Therein was the enigma of The Pastels; loathed by those who misconstrued them as twee anorak-clad waifs, hailed by others who saw them as the archetype of an almost forgotten indie realism.
Consequently, fey frontman Stephen Pastel has acquired a unique cult status at odds with his day-to-day existence behind the counter of the record shop he co-owns in Glasgow.
Born Stephen McRobbie, Pastel admits that his group’s career was “probably the oddest trajectory of any band ever”.

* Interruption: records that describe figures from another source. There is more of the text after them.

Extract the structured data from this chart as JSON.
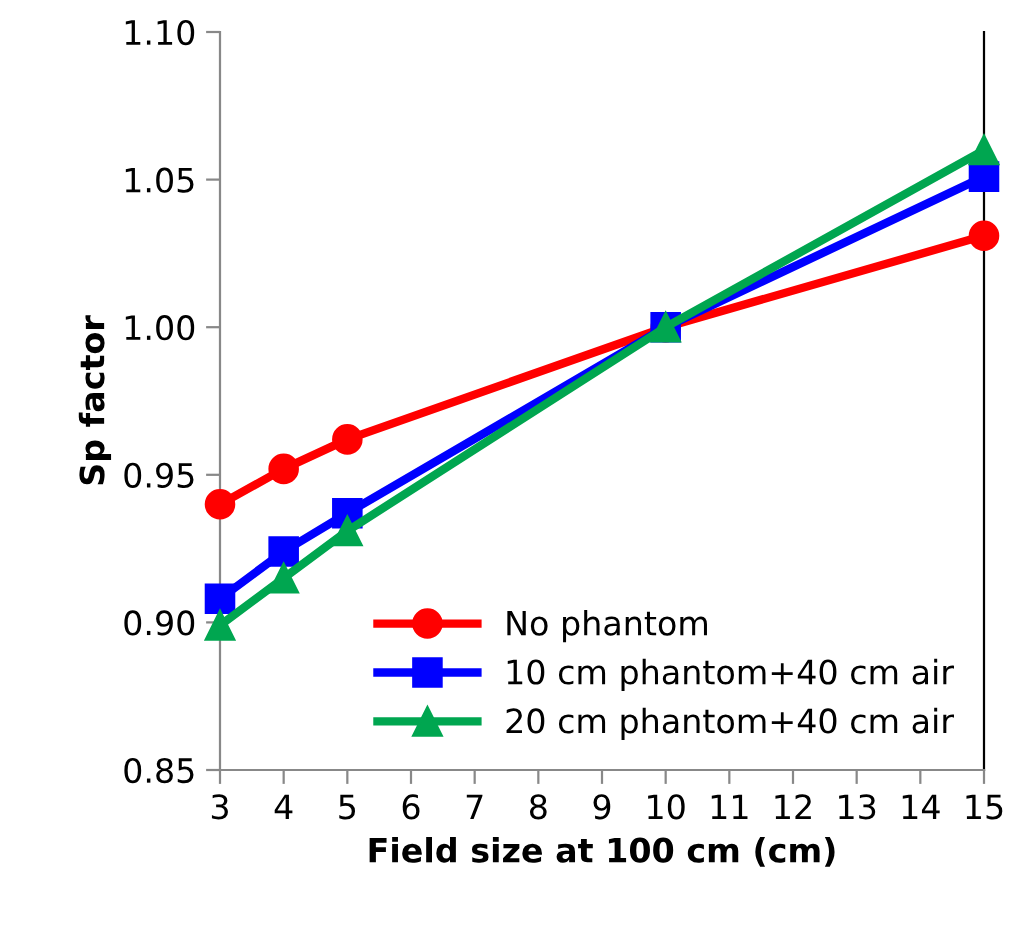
{
  "chart_data": {
    "type": "line",
    "xlabel": "Field size at 100 cm (cm)",
    "ylabel": "Sp factor",
    "xlim": [
      3,
      15
    ],
    "xticks": [
      3,
      4,
      5,
      6,
      7,
      8,
      9,
      10,
      11,
      12,
      13,
      14,
      15
    ],
    "ylim": [
      0.85,
      1.1
    ],
    "yticks": [
      {
        "value": 0.85,
        "label": "0.85"
      },
      {
        "value": 0.9,
        "label": "0.90"
      },
      {
        "value": 0.95,
        "label": "0.95"
      },
      {
        "value": 1.0,
        "label": "1.00"
      },
      {
        "value": 1.05,
        "label": "1.05"
      },
      {
        "value": 1.1,
        "label": "1.10"
      }
    ],
    "grid": false,
    "legend": "bottom right",
    "series": [
      {
        "name": "No phantom",
        "color": "#ff0000",
        "marker": "circle",
        "x": [
          3,
          4,
          5,
          10,
          15
        ],
        "values": [
          0.94,
          0.952,
          0.962,
          1.0,
          1.031
        ]
      },
      {
        "name": "10 cm phantom+40 cm air",
        "color": "#0000ff",
        "marker": "square",
        "x": [
          3,
          4,
          5,
          10,
          15
        ],
        "values": [
          0.908,
          0.924,
          0.937,
          1.0,
          1.051
        ]
      },
      {
        "name": "20 cm phantom+40 cm air",
        "color": "#00a650",
        "marker": "triangle",
        "x": [
          3,
          4,
          5,
          10,
          15
        ],
        "values": [
          0.899,
          0.915,
          0.931,
          1.0,
          1.06
        ]
      }
    ]
  }
}
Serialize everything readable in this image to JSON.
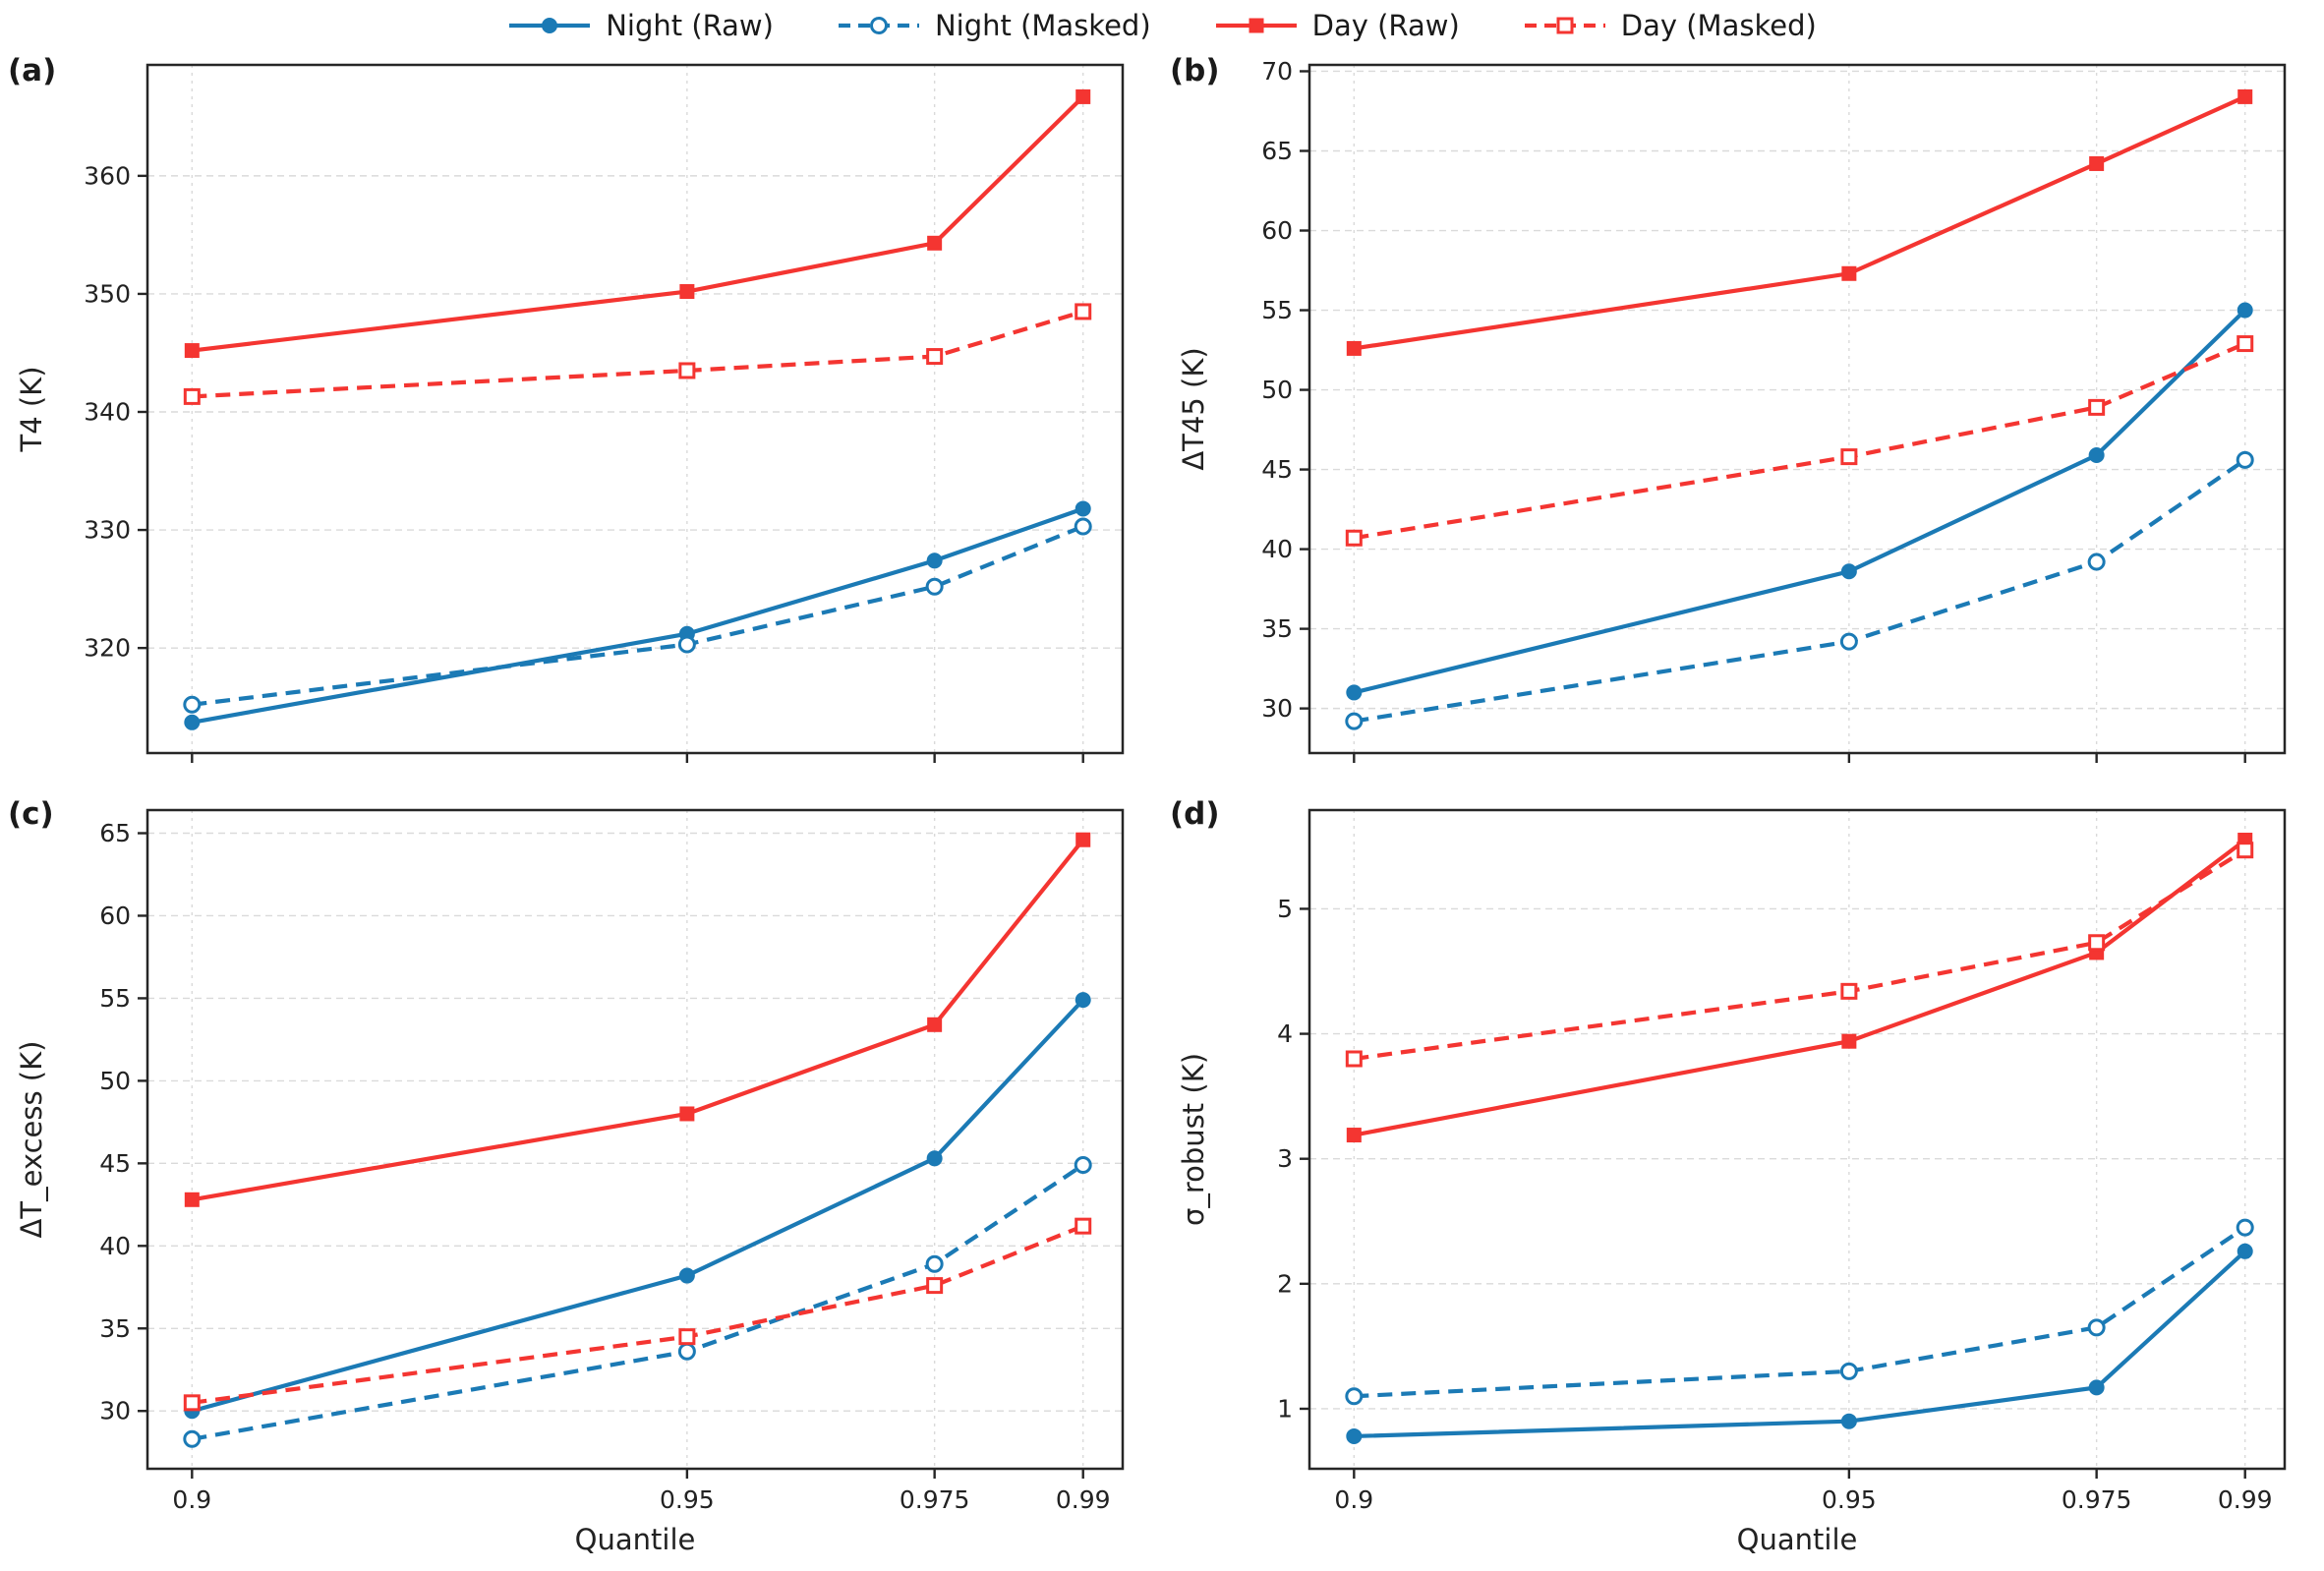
{
  "styles": {
    "blue": "#1b7ab5",
    "red": "#f43531",
    "grid_color": "#dadada",
    "spine_color": "#262626",
    "text_color": "#1a1a1a"
  },
  "legend": {
    "items": [
      {
        "label": "Night (Raw)",
        "color": "blue",
        "line": "solid",
        "marker": "circle-filled"
      },
      {
        "label": "Night (Masked)",
        "color": "blue",
        "line": "dashed",
        "marker": "circle-open"
      },
      {
        "label": "Day (Raw)",
        "color": "red",
        "line": "solid",
        "marker": "square-filled"
      },
      {
        "label": "Day (Masked)",
        "color": "red",
        "line": "dashed",
        "marker": "square-open"
      }
    ]
  },
  "chart_data": [
    {
      "type": "line",
      "letter": "(a)",
      "title": "",
      "xlabel": "",
      "ylabel": "T4 (K)",
      "x": [
        0.9,
        0.95,
        0.975,
        0.99
      ],
      "xticks": [
        0.9,
        0.95,
        0.975,
        0.99
      ],
      "xtick_labels": [
        "0.9",
        "0.95",
        "0.975",
        "0.99"
      ],
      "show_xtick_labels": false,
      "xlim": [
        0.8955,
        0.994
      ],
      "ylim": [
        311.1,
        369.4
      ],
      "yticks": [
        320,
        330,
        340,
        350,
        360
      ],
      "grid": true,
      "series": [
        {
          "name": "Night (Raw)",
          "color": "blue",
          "line": "solid",
          "marker": "circle-filled",
          "values": [
            313.7,
            321.2,
            327.4,
            331.8
          ]
        },
        {
          "name": "Night (Masked)",
          "color": "blue",
          "line": "dashed",
          "marker": "circle-open",
          "values": [
            315.2,
            320.3,
            325.2,
            330.3
          ]
        },
        {
          "name": "Day (Raw)",
          "color": "red",
          "line": "solid",
          "marker": "square-filled",
          "values": [
            345.2,
            350.2,
            354.3,
            366.7
          ]
        },
        {
          "name": "Day (Masked)",
          "color": "red",
          "line": "dashed",
          "marker": "square-open",
          "values": [
            341.3,
            343.5,
            344.7,
            348.5
          ]
        }
      ]
    },
    {
      "type": "line",
      "letter": "(b)",
      "title": "",
      "xlabel": "",
      "ylabel": "ΔT45 (K)",
      "x": [
        0.9,
        0.95,
        0.975,
        0.99
      ],
      "xticks": [
        0.9,
        0.95,
        0.975,
        0.99
      ],
      "xtick_labels": [
        "0.9",
        "0.95",
        "0.975",
        "0.99"
      ],
      "show_xtick_labels": false,
      "xlim": [
        0.8955,
        0.994
      ],
      "ylim": [
        27.2,
        70.4
      ],
      "yticks": [
        30,
        35,
        40,
        45,
        50,
        55,
        60,
        65,
        70
      ],
      "grid": true,
      "series": [
        {
          "name": "Night (Raw)",
          "color": "blue",
          "line": "solid",
          "marker": "circle-filled",
          "values": [
            31.0,
            38.6,
            45.9,
            55.0
          ]
        },
        {
          "name": "Night (Masked)",
          "color": "blue",
          "line": "dashed",
          "marker": "circle-open",
          "values": [
            29.2,
            34.2,
            39.2,
            45.6
          ]
        },
        {
          "name": "Day (Raw)",
          "color": "red",
          "line": "solid",
          "marker": "square-filled",
          "values": [
            52.6,
            57.3,
            64.2,
            68.4
          ]
        },
        {
          "name": "Day (Masked)",
          "color": "red",
          "line": "dashed",
          "marker": "square-open",
          "values": [
            40.7,
            45.8,
            48.9,
            52.9
          ]
        }
      ]
    },
    {
      "type": "line",
      "letter": "(c)",
      "title": "",
      "xlabel": "Quantile",
      "ylabel": "ΔT_excess (K)",
      "x": [
        0.9,
        0.95,
        0.975,
        0.99
      ],
      "xticks": [
        0.9,
        0.95,
        0.975,
        0.99
      ],
      "xtick_labels": [
        "0.9",
        "0.95",
        "0.975",
        "0.99"
      ],
      "show_xtick_labels": true,
      "xlim": [
        0.8955,
        0.994
      ],
      "ylim": [
        26.5,
        66.4
      ],
      "yticks": [
        30,
        35,
        40,
        45,
        50,
        55,
        60,
        65
      ],
      "grid": true,
      "series": [
        {
          "name": "Night (Raw)",
          "color": "blue",
          "line": "solid",
          "marker": "circle-filled",
          "values": [
            30.0,
            38.2,
            45.3,
            54.9
          ]
        },
        {
          "name": "Night (Masked)",
          "color": "blue",
          "line": "dashed",
          "marker": "circle-open",
          "values": [
            28.3,
            33.6,
            38.9,
            44.9
          ]
        },
        {
          "name": "Day (Raw)",
          "color": "red",
          "line": "solid",
          "marker": "square-filled",
          "values": [
            42.8,
            48.0,
            53.4,
            64.6
          ]
        },
        {
          "name": "Day (Masked)",
          "color": "red",
          "line": "dashed",
          "marker": "square-open",
          "values": [
            30.5,
            34.5,
            37.6,
            41.2
          ]
        }
      ]
    },
    {
      "type": "line",
      "letter": "(d)",
      "title": "",
      "xlabel": "Quantile",
      "ylabel": "σ_robust (K)",
      "x": [
        0.9,
        0.95,
        0.975,
        0.99
      ],
      "xticks": [
        0.9,
        0.95,
        0.975,
        0.99
      ],
      "xtick_labels": [
        "0.9",
        "0.95",
        "0.975",
        "0.99"
      ],
      "show_xtick_labels": true,
      "xlim": [
        0.8955,
        0.994
      ],
      "ylim": [
        0.52,
        5.79
      ],
      "yticks": [
        1,
        2,
        3,
        4,
        5
      ],
      "grid": true,
      "series": [
        {
          "name": "Night (Raw)",
          "color": "blue",
          "line": "solid",
          "marker": "circle-filled",
          "values": [
            0.78,
            0.9,
            1.17,
            2.26
          ]
        },
        {
          "name": "Night (Masked)",
          "color": "blue",
          "line": "dashed",
          "marker": "circle-open",
          "values": [
            1.1,
            1.3,
            1.65,
            2.45
          ]
        },
        {
          "name": "Day (Raw)",
          "color": "red",
          "line": "solid",
          "marker": "square-filled",
          "values": [
            3.19,
            3.94,
            4.65,
            5.55
          ]
        },
        {
          "name": "Day (Masked)",
          "color": "red",
          "line": "dashed",
          "marker": "square-open",
          "values": [
            3.8,
            4.34,
            4.73,
            5.47
          ]
        }
      ]
    }
  ]
}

Releasing their first single, Heavens Above, in 1982, they spent the next four years jingle-jangling their way from Rough Trade to Creation, then Glass – by which time they’d been hijacked by NMEs mid-80s indie zeitgeist, C86.
With The Pastels finally gaining new fans and with Stephen helping to launch the 53rd & 3rd label, instead of basking in his fame as ‘The King of Schmindie’, he was studying to become a librarian at Strathclyde University!
After a personnel shake-up in 1991 (the year their single Speeding Motorcycle made NME ‘Single of the Week’) the group became extremely sporadic. The ensuing decade saw just two studio albums, a remix CD and a film soundtrack (featuring a vocal cameo from Jarvis Cocker).
The Pastels celebrated their 20th anniversary in 2006 and Stephen still refuses to give up his day job.